The prior opinions of our Supreme Court and this Committee make clear that, under Rule 1.8 (a) and (i), Lawyer cannot make a loan to a client. The question then is whether Lawyer may advise a client about or refer a client to a business owned or operated by Lawyer’s spouse for the purpose of providing funds to Lawyer’s clients for purposes other than court costs and expenses. Rule 8.4(a) provides that it is professional misconduct for a lawyer to “violate or attempt to violate the Rules of Professional Conduct, knowingly assist or induce another to do so, or do so through the acts of another….”

In the context of potential conflicts for lawyer-spouses representing opposing parties, the ABA Standing Committee on Ethics and Professional Responsibility has noted that the relationship of spouses is “so close that the possibility of an inadvertent breach of a confidence … is substantial.” ABA Formal Eth. Op. 340 at 2 (1975), quoted in S.C. Bar Eth. Adv. Op. 90-28 at 2. The ABA Opinion also recognizes the possibility that the financial or personal interests of spouses may reasonably affect the ability of a lawyer-spouse to represent the lawyer-spouse’s client with undivided loyalty. ABA Formal Eth. Op. 340; S.C. Bar Eth. Adv. Op. 90-28. The relationship created by marriage results in a myriad of unified interests, ordinarily including financial ones, the potential impact of which is that referral of a client to the lawyer’s spouse for a financial transaction will often be tantamount to the lawyer acting “through another” as contemplated by Rule 8.4(a). In Opinion 340, the ABA concluded that such a connection “may” satisfy the language of 8.4(a). The New York State Bar concluded that, in the case of financial transactions, it necessarily does, and that advising a client about or referring a client to the spouse’s money-lending business would violate Rule 1.8 through the acts of another in violation of 8.4(a). See N.Y. St. Bar Assn. Eth.

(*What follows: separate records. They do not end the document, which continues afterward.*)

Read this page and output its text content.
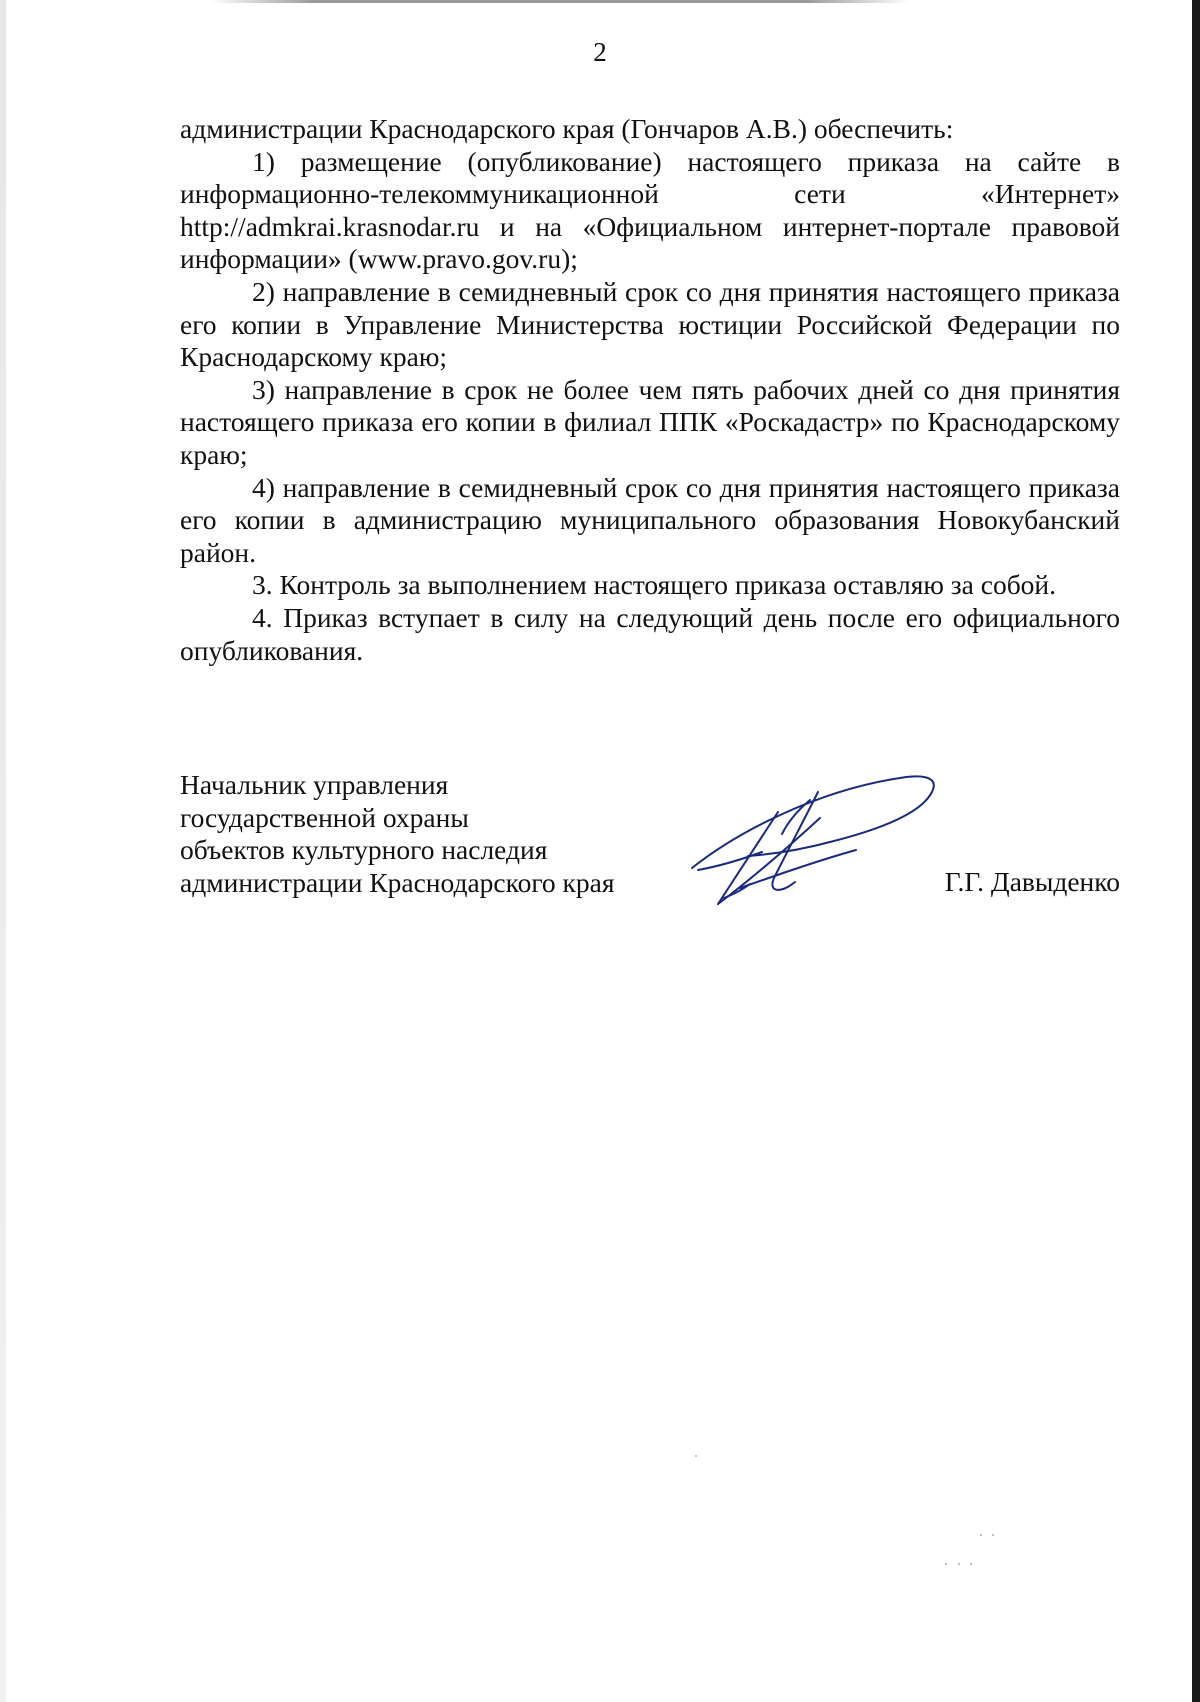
2

администрации Краснодарского края (Гончаров А.В.) обеспечить:

1) размещение (опубликование) настоящего приказа на сайте в информационно-телекоммуникационной сети «Интернет» http://admkrai.krasnodar.ru и на «Официальном интернет-портале правовой информации» (www.pravo.gov.ru);

2) направление в семидневный срок со дня принятия настоящего приказа его копии в Управление Министерства юстиции Российской Федерации по Краснодарскому краю;

3) направление в срок не более чем пять рабочих дней со дня принятия настоящего приказа его копии в филиал ППК «Роскадастр» по Краснодарскому краю;

4) направление в семидневный срок со дня принятия настоящего приказа его копии в администрацию муниципального образования Новокубанский район.

3. Контроль за выполнением настоящего приказа оставляю за собой.

4. Приказ вступает в силу на следующий день после его официального опубликования.

Начальник управления
государственной охраны
объектов культурного наследия
администрации Краснодарского края	Г.Г. Давыденко
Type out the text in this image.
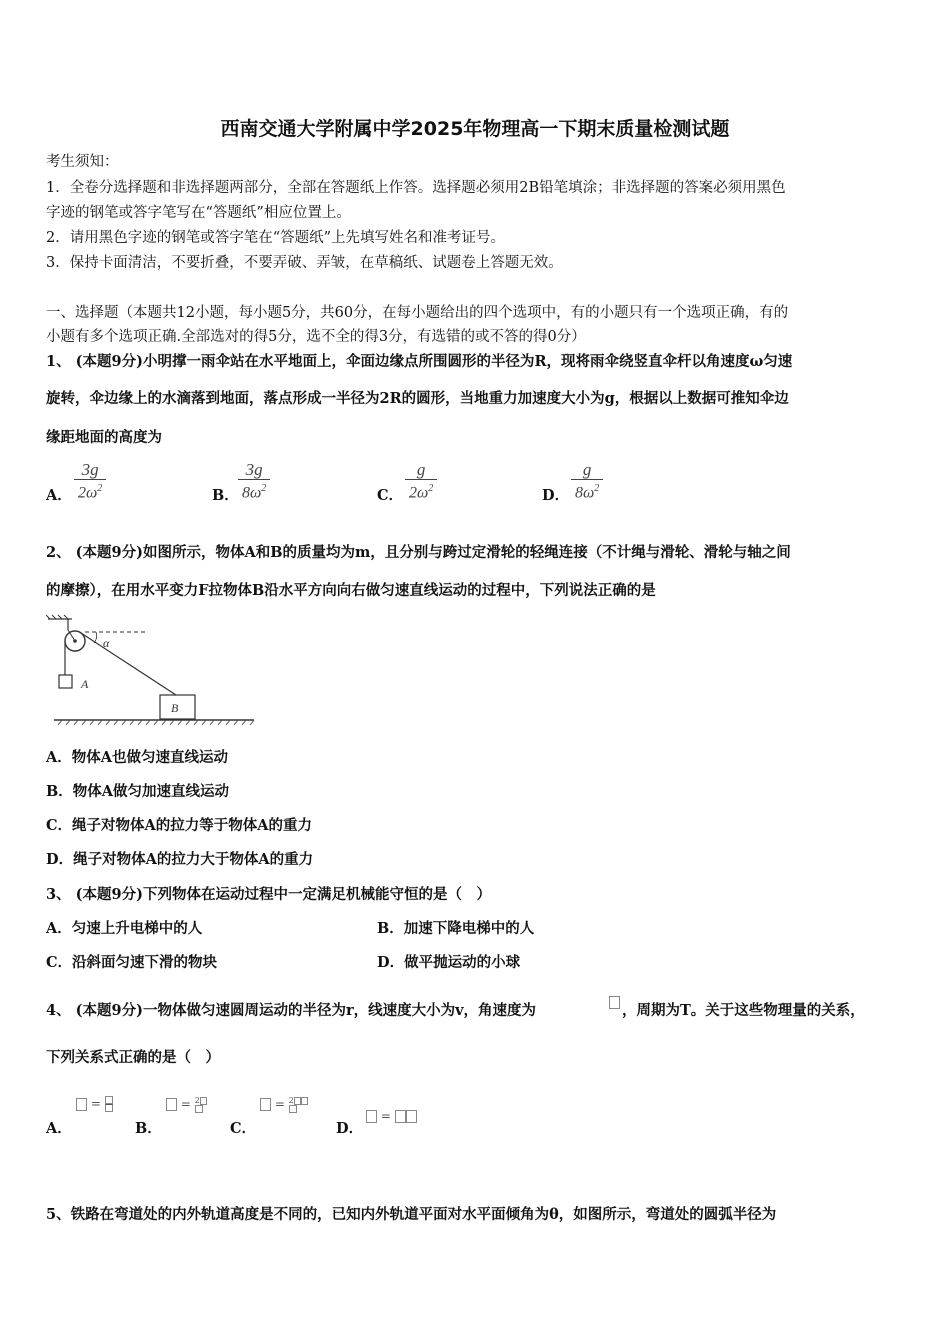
西南交通大学附属中学2025年物理高一下期末质量检测试题
考生须知：
1．全卷分选择题和非选择题两部分，全部在答题纸上作答。选择题必须用2B铅笔填涂；非选择题的答案必须用黑色
字迹的钢笔或答字笔写在“答题纸”相应位置上。
2．请用黑色字迹的钢笔或答字笔在“答题纸”上先填写姓名和准考证号。
3．保持卡面清洁，不要折叠，不要弄破、弄皱，在草稿纸、试题卷上答题无效。
一、选择题（本题共12小题，每小题5分，共60分，在每小题给出的四个选项中，有的小题只有一个选项正确，有的
小题有多个选项正确.全部选对的得5分，选不全的得3分，有选错的或不答的得0分）
1、 (本题9分)小明撑一雨伞站在水平地面上，伞面边缘点所围圆形的半径为R，现将雨伞绕竖直伞杆以角速度ω匀速
旋转，伞边缘上的水滴落到地面，落点形成一半径为2R的圆形，当地重力加速度大小为g，根据以上数据可推知伞边
缘距地面的高度为
A． $\frac{3g}{2\omega^2}$	B． $\frac{3g}{8\omega^2}$	C． $\frac{g}{2\omega^2}$	D． $\frac{g}{8\omega^2}$
2、 (本题9分)如图所示，物体A和B的质量均为m，且分别与跨过定滑轮的轻绳连接（不计绳与滑轮、滑轮与轴之间
的摩擦），在用水平变力F拉物体B沿水平方向向右做匀速直线运动的过程中，下列说法正确的是
A
α
B
A．物体A也做匀速直线运动
B．物体A做匀加速直线运动
C．绳子对物体A的拉力等于物体A的重力
D．绳子对物体A的拉力大于物体A的重力
3、 (本题9分)下列物体在运动过程中一定满足机械能守恒的是（　）
A．匀速上升电梯中的人	B．加速下降电梯中的人
C．沿斜面匀速下滑的物块	D．做平抛运动的小球
4、 (本题9分)一物体做匀速圆周运动的半径为r，线速度大小为v，角速度为	，周期为T。关于这些物理量的关系，
下列关系式正确的是（　）
A．
=
B．
= 2
C．
= 2
D．
=
5、铁路在弯道处的内外轨道高度是不同的，已知内外轨道平面对水平面倾角为θ，如图所示，弯道处的圆弧半径为
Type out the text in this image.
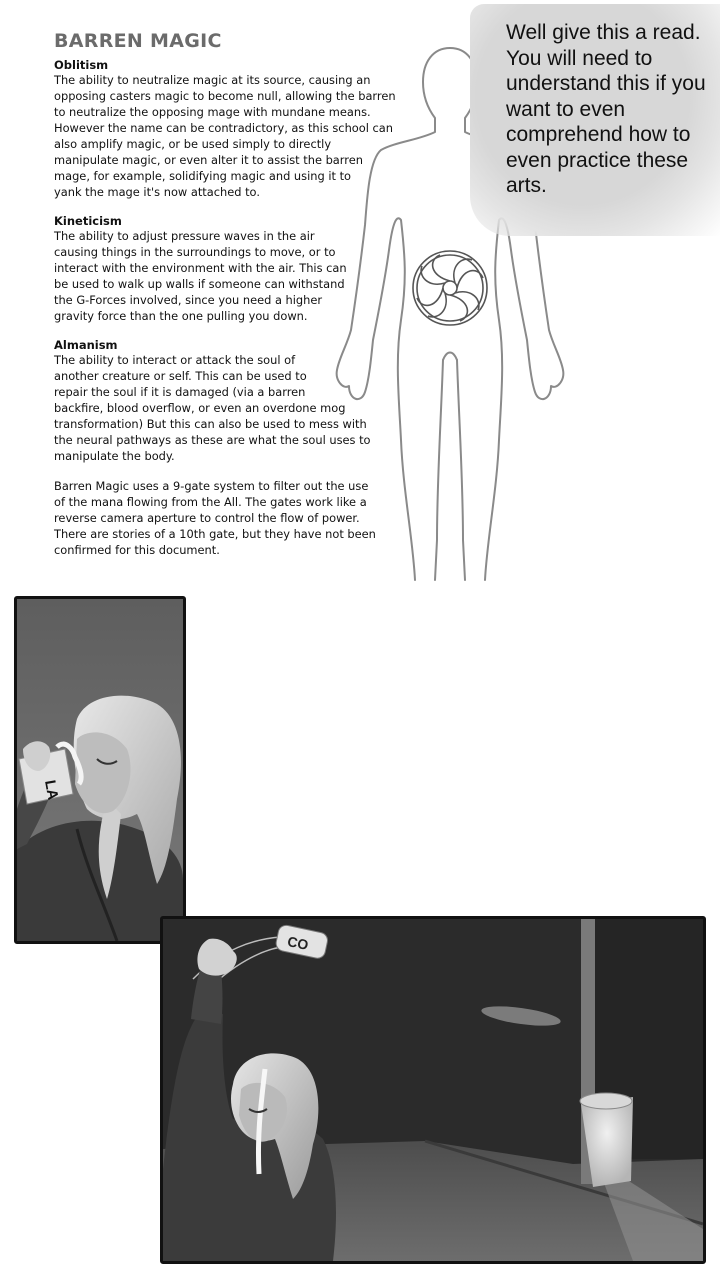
BARREN MAGIC
Oblitism

The ability to neutralize magic at its source, causing an
opposing casters magic to become null, allowing the barren
to neutralize the opposing mage with mundane means.
However the name can be contradictory, as this school can
also amplify magic, or be used simply to directly
manipulate magic, or even alter it to assist the barren
mage, for example, solidifying magic and using it to
yank the mage it's now attached to.

Kineticism

The ability to adjust pressure waves in the air
causing things in the surroundings to move, or to
interact with the environment with the air. This can
be used to walk up walls if someone can withstand
the G-Forces involved, since you need a higher
gravity force than the one pulling you down.

Almanism

The ability to interact or attack the soul of
another creature or self. This can be used to
repair the soul if it is damaged (via a barren
backfire, blood overflow, or even an overdone mog
transformation) But this can also be used to mess with
the neural pathways as these are what the soul uses to
manipulate the body.

Barren Magic uses a 9-gate system to filter out the use
of the mana flowing from the All. The gates work like a
reverse camera aperture to control the flow of power.
There are stories of a 10th gate, but they have not been
confirmed for this document.

Well give this a read. You will need to understand this if you want to even comprehend how to even practice these arts.

LA
CO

Op. 855 at (2011) (“Referring clients to the spouse’s financing company would violate Rule 1.8(e) ‘through the acts of another,’ essentially using the spouse as a front for advancing improper financial assistance to a client for whom the lawyer is conducting litigation.”) 

This Committee does not believe it is within its purview to declare these circumstances to be a per se violation of 1.8(e) via 8.4(a), consistent with the New York opinion, but cautions lawyers that spousal relationships seem to be the kind of relationships that ordinarily intertwine financial interests so significantly that it would be an unusual departure from the norm that a lawyer referring clients to their spouse for a litigation loan would not be violating Rule 1.8(e) through the acts of another.